Phishing for Bliss

I love to curate energy experiences. Even within the mundane it makes me happy...like color sorting freshly washed laundry on a sunny clothesline while listening to Stevie Wonder. So you can imagine my excitement at the chance to bring my girls to a @phish concert at the venue where I heard Crosby, Stills and Nash as a teenager. An observant soul once told me, “Phish is not a concert. It’s a music festival with one band.” A music festival where everyone fits in and is just happy to be there.
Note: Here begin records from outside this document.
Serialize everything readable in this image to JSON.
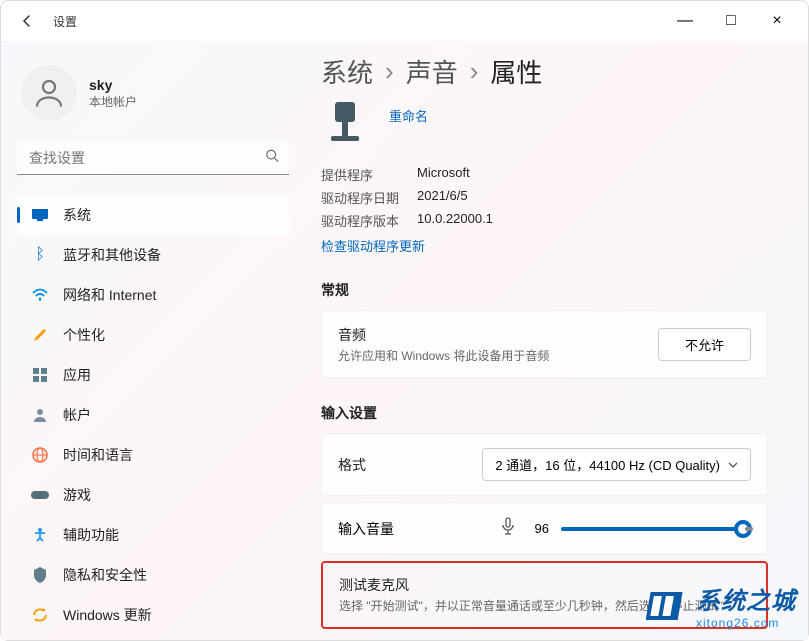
{
  "window": {
    "title": "设置",
    "minimize": "—",
    "maximize": "□",
    "close": "×"
  },
  "user": {
    "name": "sky",
    "account_type": "本地帐户"
  },
  "search": {
    "placeholder": "查找设置"
  },
  "nav": {
    "items": [
      {
        "label": "系统",
        "active": true
      },
      {
        "label": "蓝牙和其他设备"
      },
      {
        "label": "网络和 Internet"
      },
      {
        "label": "个性化"
      },
      {
        "label": "应用"
      },
      {
        "label": "帐户"
      },
      {
        "label": "时间和语言"
      },
      {
        "label": "游戏"
      },
      {
        "label": "辅助功能"
      },
      {
        "label": "隐私和安全性"
      },
      {
        "label": "Windows 更新"
      }
    ]
  },
  "breadcrumb": {
    "a": "系统",
    "b": "声音",
    "c": "属性",
    "sep": "›"
  },
  "device": {
    "rename": "重命名",
    "info": {
      "provider_k": "提供程序",
      "provider_v": "Microsoft",
      "date_k": "驱动程序日期",
      "date_v": "2021/6/5",
      "version_k": "驱动程序版本",
      "version_v": "10.0.22000.1"
    },
    "check_update": "检查驱动程序更新"
  },
  "sections": {
    "general": "常规",
    "audio": {
      "title": "音频",
      "sub": "允许应用和 Windows 将此设备用于音频",
      "button": "不允许"
    },
    "input_settings": "输入设置",
    "format": {
      "title": "格式",
      "value": "2 通道，16 位，44100 Hz (CD Quality)"
    },
    "volume": {
      "title": "输入音量",
      "value": "96"
    },
    "test": {
      "title": "测试麦克风",
      "sub": "选择 \"开始测试\"，并以正常音量通话或至少几秒钟，然后选择 \"停止测试\""
    }
  },
  "watermark": {
    "cn": "系统之城",
    "url": "xitong26.com"
  }
}
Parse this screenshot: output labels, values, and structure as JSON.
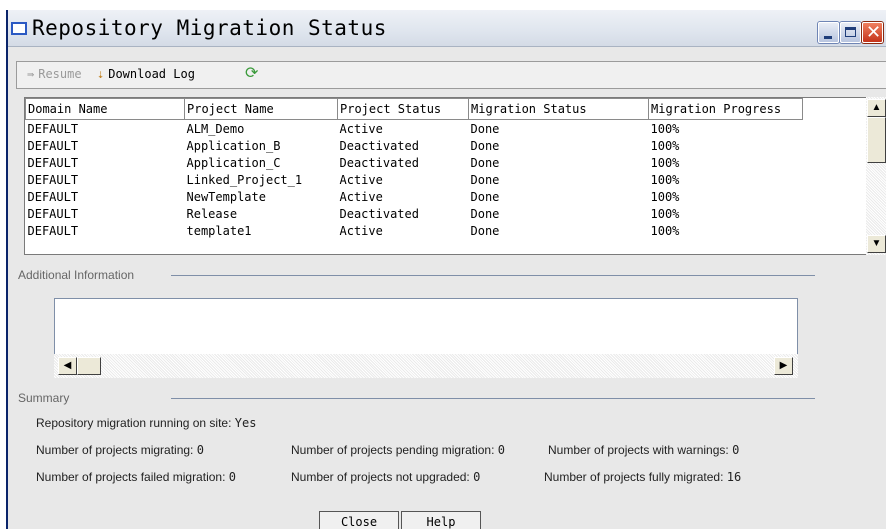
{
  "window": {
    "title": "Repository Migration Status"
  },
  "toolbar": {
    "resume_label": "Resume",
    "download_label": "Download Log"
  },
  "table": {
    "columns": [
      "Domain Name",
      "Project Name",
      "Project Status",
      "Migration Status",
      "Migration Progress"
    ],
    "rows": [
      [
        "DEFAULT",
        "ALM_Demo",
        "Active",
        "Done",
        "100%"
      ],
      [
        "DEFAULT",
        "Application_B",
        "Deactivated",
        "Done",
        "100%"
      ],
      [
        "DEFAULT",
        "Application_C",
        "Deactivated",
        "Done",
        "100%"
      ],
      [
        "DEFAULT",
        "Linked_Project_1",
        "Active",
        "Done",
        "100%"
      ],
      [
        "DEFAULT",
        "NewTemplate",
        "Active",
        "Done",
        "100%"
      ],
      [
        "DEFAULT",
        "Release",
        "Deactivated",
        "Done",
        "100%"
      ],
      [
        "DEFAULT",
        "template1",
        "Active",
        "Done",
        "100%"
      ]
    ]
  },
  "additional_info": {
    "label": "Additional Information"
  },
  "summary": {
    "label": "Summary",
    "running_label": "Repository migration running on site:",
    "running_value": "Yes",
    "migrating_label": "Number of projects migrating:",
    "migrating_value": "0",
    "pending_label": "Number of projects pending migration:",
    "pending_value": "0",
    "warnings_label": "Number of projects with warnings:",
    "warnings_value": "0",
    "failed_label": "Number of projects failed migration:",
    "failed_value": "0",
    "not_upgraded_label": "Number of projects not upgraded:",
    "not_upgraded_value": "0",
    "fully_migrated_label": "Number of projects fully migrated:",
    "fully_migrated_value": "16"
  },
  "buttons": {
    "close": "Close",
    "help": "Help"
  },
  "icons": {
    "window": "window-icon",
    "resume": "play-icon",
    "download": "download-log-icon",
    "refresh": "refresh-icon"
  }
}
In all of my excitement and anticipation at sharing the magic of a night under the stars dancing amidst hundreds of ecstatic people I lost sight of one key factor: my 12 year old can’t do concerts.
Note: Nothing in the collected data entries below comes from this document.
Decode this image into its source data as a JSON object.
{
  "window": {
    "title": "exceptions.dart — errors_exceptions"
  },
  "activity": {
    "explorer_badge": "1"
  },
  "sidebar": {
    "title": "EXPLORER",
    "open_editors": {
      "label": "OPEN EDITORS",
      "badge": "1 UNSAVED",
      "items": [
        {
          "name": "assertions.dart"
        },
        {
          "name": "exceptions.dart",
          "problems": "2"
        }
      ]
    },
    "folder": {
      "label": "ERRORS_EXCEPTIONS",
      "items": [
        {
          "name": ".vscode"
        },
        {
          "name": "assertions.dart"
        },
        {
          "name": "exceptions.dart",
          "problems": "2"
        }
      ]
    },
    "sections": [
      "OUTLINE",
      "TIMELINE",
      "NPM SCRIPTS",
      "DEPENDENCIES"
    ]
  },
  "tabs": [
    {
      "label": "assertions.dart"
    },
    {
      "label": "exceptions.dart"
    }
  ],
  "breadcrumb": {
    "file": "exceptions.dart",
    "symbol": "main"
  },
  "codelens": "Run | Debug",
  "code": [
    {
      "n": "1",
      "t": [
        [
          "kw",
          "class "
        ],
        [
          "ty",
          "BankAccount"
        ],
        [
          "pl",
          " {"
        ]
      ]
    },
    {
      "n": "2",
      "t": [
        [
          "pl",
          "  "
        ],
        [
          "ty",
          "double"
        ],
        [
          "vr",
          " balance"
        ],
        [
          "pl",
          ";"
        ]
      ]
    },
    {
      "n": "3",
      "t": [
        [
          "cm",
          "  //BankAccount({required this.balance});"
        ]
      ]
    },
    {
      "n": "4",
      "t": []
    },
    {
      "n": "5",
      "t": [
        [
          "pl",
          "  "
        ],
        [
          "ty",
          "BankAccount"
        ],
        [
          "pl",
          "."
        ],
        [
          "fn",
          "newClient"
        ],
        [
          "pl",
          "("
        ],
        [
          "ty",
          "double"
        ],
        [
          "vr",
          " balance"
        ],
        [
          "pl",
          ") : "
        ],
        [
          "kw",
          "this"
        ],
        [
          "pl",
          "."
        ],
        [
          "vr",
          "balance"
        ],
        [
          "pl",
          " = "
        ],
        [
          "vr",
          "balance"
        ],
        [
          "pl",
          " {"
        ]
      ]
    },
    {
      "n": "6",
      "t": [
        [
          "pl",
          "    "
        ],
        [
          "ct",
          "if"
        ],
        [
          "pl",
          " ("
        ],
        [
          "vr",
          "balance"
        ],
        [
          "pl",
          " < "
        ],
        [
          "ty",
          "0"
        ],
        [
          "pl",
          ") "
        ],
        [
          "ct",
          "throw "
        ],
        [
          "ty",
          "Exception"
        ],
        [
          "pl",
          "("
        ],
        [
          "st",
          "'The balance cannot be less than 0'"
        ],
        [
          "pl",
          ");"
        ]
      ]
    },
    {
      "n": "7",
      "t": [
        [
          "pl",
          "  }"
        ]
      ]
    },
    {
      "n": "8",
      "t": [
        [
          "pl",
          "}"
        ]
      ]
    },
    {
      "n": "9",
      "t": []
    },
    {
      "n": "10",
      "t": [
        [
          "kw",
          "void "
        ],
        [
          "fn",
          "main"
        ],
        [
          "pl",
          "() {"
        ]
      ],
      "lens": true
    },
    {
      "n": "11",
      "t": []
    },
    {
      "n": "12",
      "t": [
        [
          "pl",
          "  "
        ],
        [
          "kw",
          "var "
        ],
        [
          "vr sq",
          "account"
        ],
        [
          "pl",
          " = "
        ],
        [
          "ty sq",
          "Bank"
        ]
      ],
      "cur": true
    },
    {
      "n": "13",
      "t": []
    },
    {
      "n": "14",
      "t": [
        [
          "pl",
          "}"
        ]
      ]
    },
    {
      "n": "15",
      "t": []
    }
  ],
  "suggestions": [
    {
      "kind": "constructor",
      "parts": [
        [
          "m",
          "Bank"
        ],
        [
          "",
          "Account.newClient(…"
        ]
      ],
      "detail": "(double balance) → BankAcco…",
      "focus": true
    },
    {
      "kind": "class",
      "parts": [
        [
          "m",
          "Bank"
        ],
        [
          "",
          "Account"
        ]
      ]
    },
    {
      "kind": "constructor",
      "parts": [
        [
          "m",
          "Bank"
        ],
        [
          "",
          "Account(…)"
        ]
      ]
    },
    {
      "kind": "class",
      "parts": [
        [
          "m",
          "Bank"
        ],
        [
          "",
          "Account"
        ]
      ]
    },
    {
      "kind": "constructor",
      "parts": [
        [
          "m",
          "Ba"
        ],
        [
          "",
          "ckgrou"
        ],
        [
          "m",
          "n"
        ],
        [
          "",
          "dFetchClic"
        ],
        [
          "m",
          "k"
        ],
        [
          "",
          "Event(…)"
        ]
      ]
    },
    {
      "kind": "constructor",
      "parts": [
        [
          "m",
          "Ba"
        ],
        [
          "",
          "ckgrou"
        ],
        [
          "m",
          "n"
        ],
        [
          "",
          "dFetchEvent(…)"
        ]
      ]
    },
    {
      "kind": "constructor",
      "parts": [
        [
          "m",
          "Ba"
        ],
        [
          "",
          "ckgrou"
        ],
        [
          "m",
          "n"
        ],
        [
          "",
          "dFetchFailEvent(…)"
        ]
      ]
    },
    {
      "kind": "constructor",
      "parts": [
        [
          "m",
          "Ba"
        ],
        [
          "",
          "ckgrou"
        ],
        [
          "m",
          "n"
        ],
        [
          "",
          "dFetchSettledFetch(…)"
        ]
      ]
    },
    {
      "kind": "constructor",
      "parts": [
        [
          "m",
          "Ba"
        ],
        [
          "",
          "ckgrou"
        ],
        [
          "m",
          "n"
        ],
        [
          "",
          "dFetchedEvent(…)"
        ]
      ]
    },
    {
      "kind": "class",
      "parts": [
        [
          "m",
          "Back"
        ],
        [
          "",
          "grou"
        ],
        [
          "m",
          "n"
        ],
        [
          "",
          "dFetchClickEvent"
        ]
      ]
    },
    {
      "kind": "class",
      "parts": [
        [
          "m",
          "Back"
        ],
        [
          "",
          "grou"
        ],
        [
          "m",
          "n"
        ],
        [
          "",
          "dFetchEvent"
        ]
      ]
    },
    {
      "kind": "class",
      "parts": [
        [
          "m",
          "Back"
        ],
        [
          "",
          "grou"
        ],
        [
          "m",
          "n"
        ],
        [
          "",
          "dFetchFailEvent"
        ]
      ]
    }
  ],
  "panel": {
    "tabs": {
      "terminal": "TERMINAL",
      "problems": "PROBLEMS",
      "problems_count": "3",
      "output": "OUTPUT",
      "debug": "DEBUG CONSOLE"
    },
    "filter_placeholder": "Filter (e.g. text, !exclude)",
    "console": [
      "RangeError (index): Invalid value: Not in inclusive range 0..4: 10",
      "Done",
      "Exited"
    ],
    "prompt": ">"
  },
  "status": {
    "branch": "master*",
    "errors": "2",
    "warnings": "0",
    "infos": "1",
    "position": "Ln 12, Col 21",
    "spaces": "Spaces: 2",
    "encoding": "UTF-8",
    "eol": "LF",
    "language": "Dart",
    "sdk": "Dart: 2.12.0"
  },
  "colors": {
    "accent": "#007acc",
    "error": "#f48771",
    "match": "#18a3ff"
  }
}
Expensive ear plugs and abandoned aisle seat for the back of the lawn did nothing to help mitigate her overwhelm. After two songs it was clear: we needed to leave and we needed to leave now.

Crushed, angry, even desperate are the emotions that stomped their way over my parade. I wanted to make her stay. I wanted to lose my shit. And for God’s sake I wanted her to STOP SAYING SORRY.

Not sure if it was the music, the smiley people or the fact that I continue to remind myself that adulting sucks but must happen, I didn’t do any of those things. I told her it was ok, that I was ok and what was most important was taking care of her.

Walking out felt like I’d been kicked out of the best party of the year. “Hey Mom, look at the sky,” my insanely wise girls reminded me. So we sat, and listened and watched The Heavens play along with Trey and his band. And that is really what I wanted for us after all.